One requirement for the reduceByKey
function is that is must be associative. To build some intuition on how reduceByKey
works, let's first see how an associative associative function helps us in a parallel computation:

As we can see, we can break an original collection in pieces and by applying the associative function, we can accumulate a total. The sequential case is trivial, we are used to it: 1+2+3+4+5+6+7+8+9+10.
Associativity lets us use that same function in sequence and in parallel. reduceByKey
uses that property to compute a result out of an RDD, which is a distributed collection consisting of partitions.
Consider the following example:
// collection of the form ("key",1),("key,2),...,("key",20) split among 4 partitions
val rdd =sparkContext.parallelize(( (1 to 20).map(x=>("key",x))), 4)
rdd.reduceByKey(_ + _)
rdd.collect()
> Array[(String, Int)] = Array((key,210))

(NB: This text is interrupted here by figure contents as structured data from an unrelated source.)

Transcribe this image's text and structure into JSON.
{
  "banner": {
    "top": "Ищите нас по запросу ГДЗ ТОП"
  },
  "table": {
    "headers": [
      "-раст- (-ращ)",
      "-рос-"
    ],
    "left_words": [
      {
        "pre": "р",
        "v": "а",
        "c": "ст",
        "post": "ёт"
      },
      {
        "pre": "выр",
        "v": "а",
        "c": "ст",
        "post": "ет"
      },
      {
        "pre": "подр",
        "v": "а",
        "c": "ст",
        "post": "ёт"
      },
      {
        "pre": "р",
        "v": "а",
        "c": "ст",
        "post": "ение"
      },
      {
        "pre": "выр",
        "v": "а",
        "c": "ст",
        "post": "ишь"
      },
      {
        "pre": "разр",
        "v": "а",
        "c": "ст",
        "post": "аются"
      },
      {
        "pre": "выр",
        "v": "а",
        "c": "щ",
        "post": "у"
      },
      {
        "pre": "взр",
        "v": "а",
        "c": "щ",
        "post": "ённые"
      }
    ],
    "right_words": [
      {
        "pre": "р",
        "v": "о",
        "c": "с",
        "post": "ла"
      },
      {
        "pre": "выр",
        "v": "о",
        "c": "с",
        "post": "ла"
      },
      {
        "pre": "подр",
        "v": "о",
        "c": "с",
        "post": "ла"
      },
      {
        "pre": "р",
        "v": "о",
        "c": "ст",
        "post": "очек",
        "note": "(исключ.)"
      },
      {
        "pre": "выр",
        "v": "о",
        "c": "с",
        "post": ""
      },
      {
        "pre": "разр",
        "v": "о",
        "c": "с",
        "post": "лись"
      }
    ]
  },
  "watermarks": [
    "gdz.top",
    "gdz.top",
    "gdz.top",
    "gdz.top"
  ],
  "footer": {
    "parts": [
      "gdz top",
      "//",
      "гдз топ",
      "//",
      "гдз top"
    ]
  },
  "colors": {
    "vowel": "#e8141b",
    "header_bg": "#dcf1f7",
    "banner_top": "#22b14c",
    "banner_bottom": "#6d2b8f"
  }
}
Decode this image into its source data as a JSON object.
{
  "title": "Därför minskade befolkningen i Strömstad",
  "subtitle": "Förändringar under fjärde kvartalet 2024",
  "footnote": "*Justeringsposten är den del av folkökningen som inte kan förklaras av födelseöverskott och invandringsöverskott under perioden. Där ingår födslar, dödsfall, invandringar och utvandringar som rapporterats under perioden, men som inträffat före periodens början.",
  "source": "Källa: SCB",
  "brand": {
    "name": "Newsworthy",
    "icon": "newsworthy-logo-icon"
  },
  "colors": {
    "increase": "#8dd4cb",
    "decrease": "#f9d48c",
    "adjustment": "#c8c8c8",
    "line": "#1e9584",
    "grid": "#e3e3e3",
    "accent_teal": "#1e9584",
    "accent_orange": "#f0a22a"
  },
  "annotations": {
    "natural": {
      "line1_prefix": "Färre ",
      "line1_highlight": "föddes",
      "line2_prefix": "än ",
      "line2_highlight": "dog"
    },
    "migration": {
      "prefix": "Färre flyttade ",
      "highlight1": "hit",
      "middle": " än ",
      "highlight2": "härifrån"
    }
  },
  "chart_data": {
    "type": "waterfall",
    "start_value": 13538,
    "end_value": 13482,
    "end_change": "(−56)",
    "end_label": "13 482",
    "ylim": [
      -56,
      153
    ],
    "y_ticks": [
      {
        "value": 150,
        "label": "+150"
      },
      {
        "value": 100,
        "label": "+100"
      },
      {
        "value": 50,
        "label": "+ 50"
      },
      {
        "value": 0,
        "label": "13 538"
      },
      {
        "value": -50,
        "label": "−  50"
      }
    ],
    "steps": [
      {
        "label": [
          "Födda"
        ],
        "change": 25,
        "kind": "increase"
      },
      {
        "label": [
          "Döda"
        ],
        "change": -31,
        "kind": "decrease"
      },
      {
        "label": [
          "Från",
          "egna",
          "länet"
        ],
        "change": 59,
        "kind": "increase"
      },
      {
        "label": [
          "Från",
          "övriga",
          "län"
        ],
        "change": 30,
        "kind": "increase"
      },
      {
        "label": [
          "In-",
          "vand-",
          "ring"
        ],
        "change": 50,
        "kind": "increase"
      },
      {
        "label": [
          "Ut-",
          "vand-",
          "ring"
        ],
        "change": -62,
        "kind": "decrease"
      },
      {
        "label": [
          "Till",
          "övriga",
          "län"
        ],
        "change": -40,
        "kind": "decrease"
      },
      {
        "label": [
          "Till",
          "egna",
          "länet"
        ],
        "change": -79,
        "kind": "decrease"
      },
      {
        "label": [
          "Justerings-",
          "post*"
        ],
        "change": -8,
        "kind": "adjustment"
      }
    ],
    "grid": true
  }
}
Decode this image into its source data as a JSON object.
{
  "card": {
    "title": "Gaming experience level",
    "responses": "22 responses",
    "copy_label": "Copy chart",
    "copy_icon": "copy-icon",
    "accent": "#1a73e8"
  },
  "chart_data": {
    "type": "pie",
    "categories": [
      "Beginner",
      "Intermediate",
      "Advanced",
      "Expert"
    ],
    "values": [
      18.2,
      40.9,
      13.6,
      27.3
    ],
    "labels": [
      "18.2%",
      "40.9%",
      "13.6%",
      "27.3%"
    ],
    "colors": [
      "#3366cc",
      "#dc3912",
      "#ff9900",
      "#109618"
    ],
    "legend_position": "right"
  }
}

In spark, data is distributed into partitions. For the next illustration, (4) partitions are to the left, enclosed in thin lines. First, we apply the function locally to each partition, sequentially in the partition, but we run all 4 partitions in parallel. Then, the result of each local computation are aggregated by applying the same function again and finally come to a result.

reduceByKey
is an specialization of aggregateByKey
aggregateByKey
takes 2 functions: one that is applied to each partition (sequentially) and one that is applied among the results of each partition (in parallel). reduceByKey
uses the same associative function on both cases: to do a sequential computing on each partition and then combine those results in a final result as we have illustrated here.